This feeling seems logical enough, if it is sincere, if it is honest, and I accept it as such, and it does not offend me.
But, as some of my esthetic critics tell me: "You are not an artist, you do not know how to write," without feeling any deep conviction on the subject, but rather fearing that perhaps I may be an artist after all and that at last somebody may come to think so, so among my critics who pose as defenders of society, there are those who are influenced by motives which are purely utilitarian.
I am reminded of servants shouting at a man picking flowers over the garden wall, or an apple from the orchard as he passes, who raise their voices as high as possible so as to make their officiousness known.
They shout so that their masters will hear.

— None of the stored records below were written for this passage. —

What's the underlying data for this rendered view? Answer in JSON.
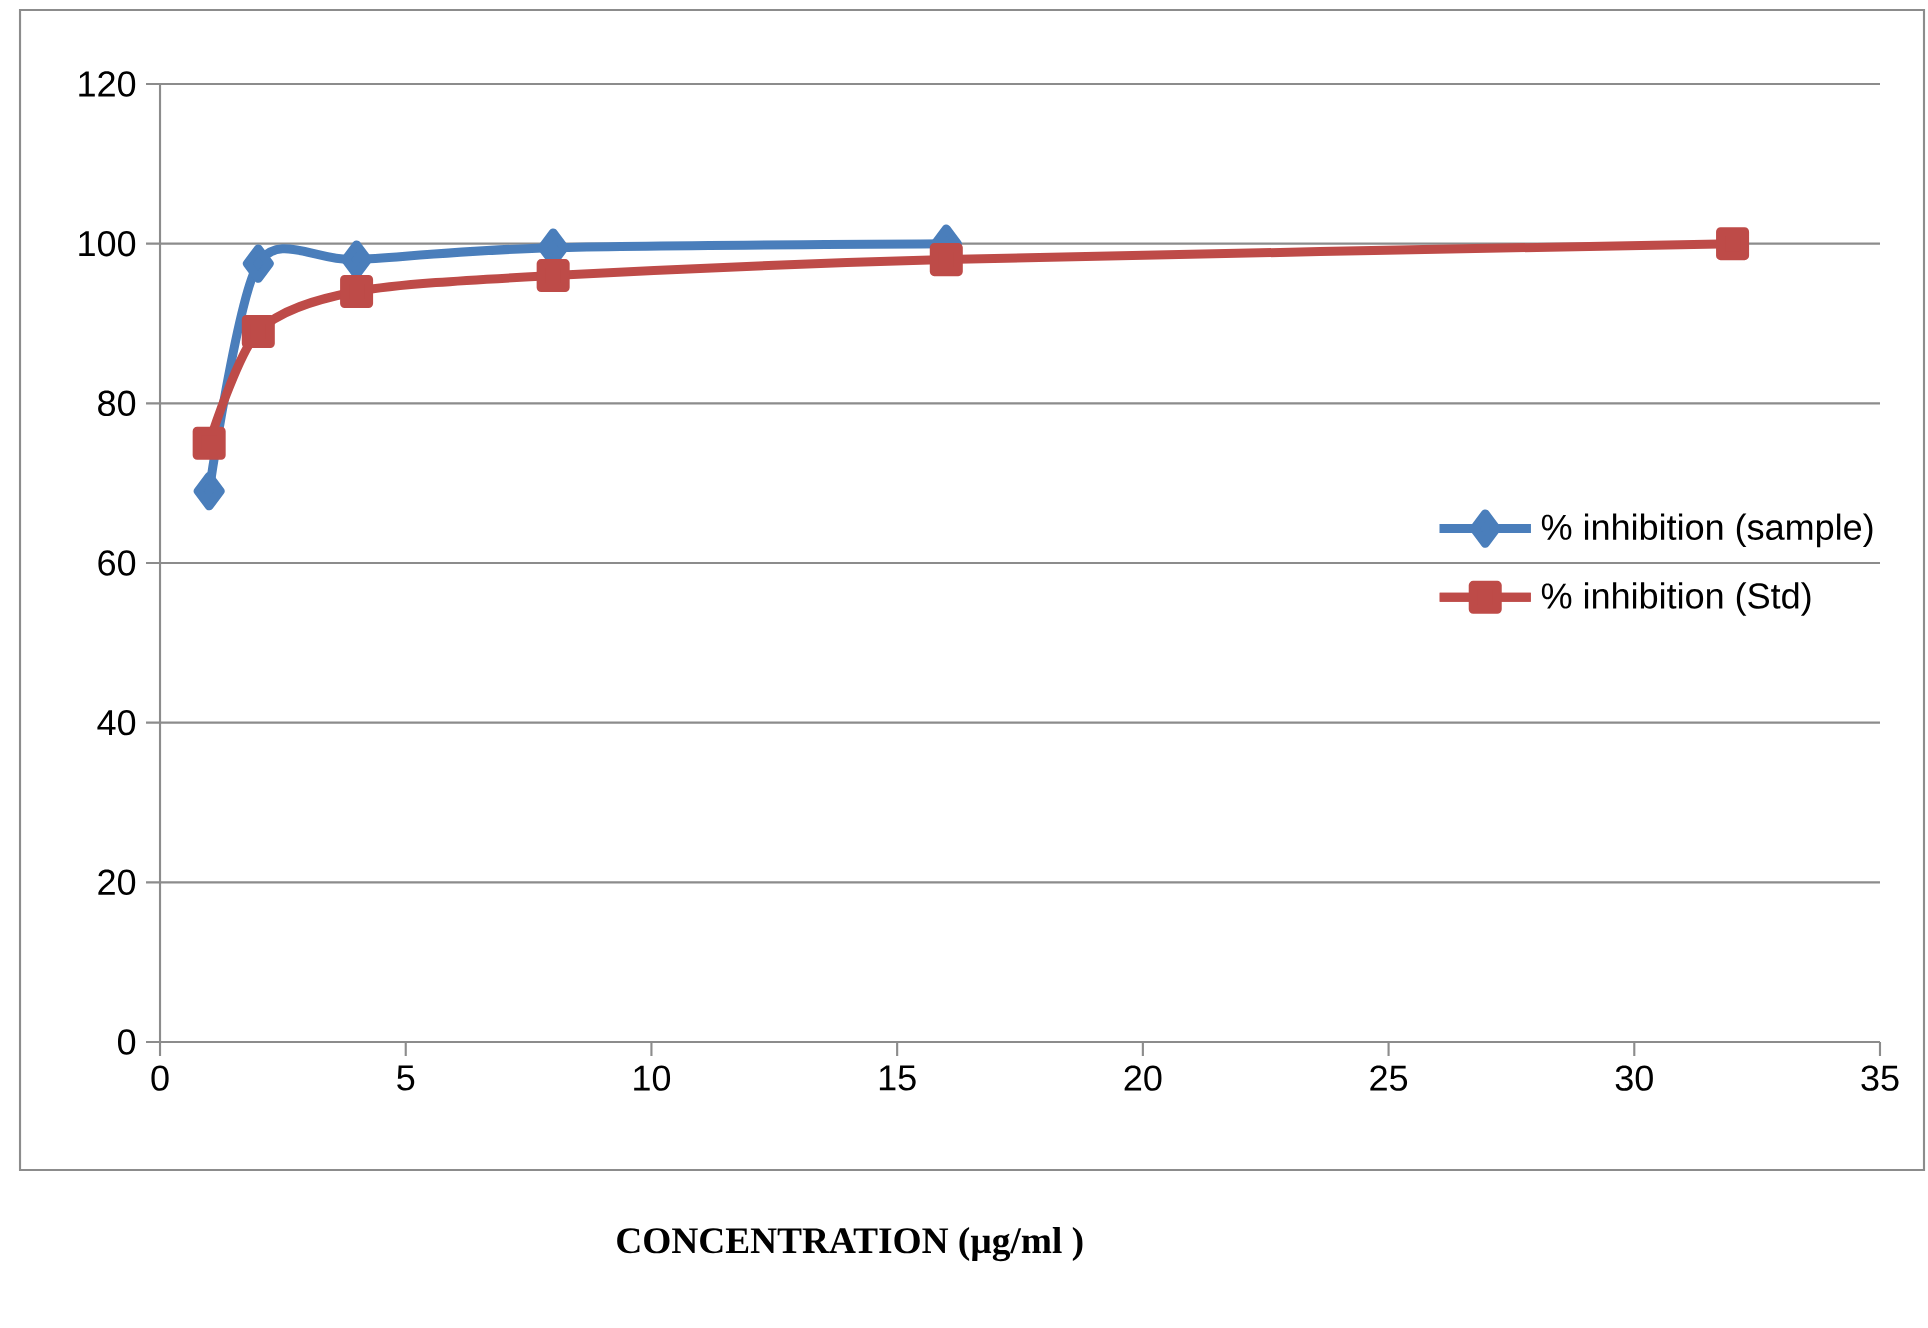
{
  "chart_data": {
    "type": "line",
    "xlabel": "CONCENTRATION (µg/ml )",
    "xlim": [
      0,
      35
    ],
    "xticks": [
      0,
      5,
      10,
      15,
      20,
      25,
      30,
      35
    ],
    "ylim": [
      0,
      120
    ],
    "yticks": [
      0,
      20,
      40,
      60,
      80,
      100,
      120
    ],
    "grid": "y",
    "legend": "right",
    "line_style": "solid",
    "series": [
      {
        "name": "% inhibition (sample)",
        "color": "#4a7ebb",
        "marker": "diamond",
        "x": [
          1,
          2,
          4,
          8,
          16
        ],
        "values": [
          69,
          97.5,
          98,
          99.5,
          100
        ]
      },
      {
        "name": "% inhibition (Std)",
        "color": "#be4b48",
        "marker": "square",
        "x": [
          1,
          2,
          4,
          8,
          16,
          32
        ],
        "values": [
          75,
          89,
          94,
          96,
          98,
          100
        ]
      }
    ]
  }
}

"How dare that rascal pick flowers from the garden? How dare he defy us and our masters? Shall a beggar, who is not respectable, tell us that our laws are not laws, that our honours are not honours, and that we are a gang of accomplished idiots?"
Yes, that is just what I tell them, and I shall continue to do so as long as it is the truth.
Shout, you lusty louts in gaudy liveries, bark you little lap-dogs, guard the gates, you government inspectors and carabineers! I shall look into your garden, which is also my garden, I shall make off with anything from it that I am able, and I shall say what I please.
TO A MEMBER OF SEVERAL ACADEMIES
A certain Basque writer, one Señor de Loyarte, who is a member of several academies, and Royal Commissioner of Education, assails me violently upon social grounds in a book which he has published, although the attack is veiled as purely literary.
Señor de Loyarte is soporific as a general rule, but in his polite sortie against me, he is more amusing than is usual. His malice is so keen that it very nearly causes him to appear intelligent.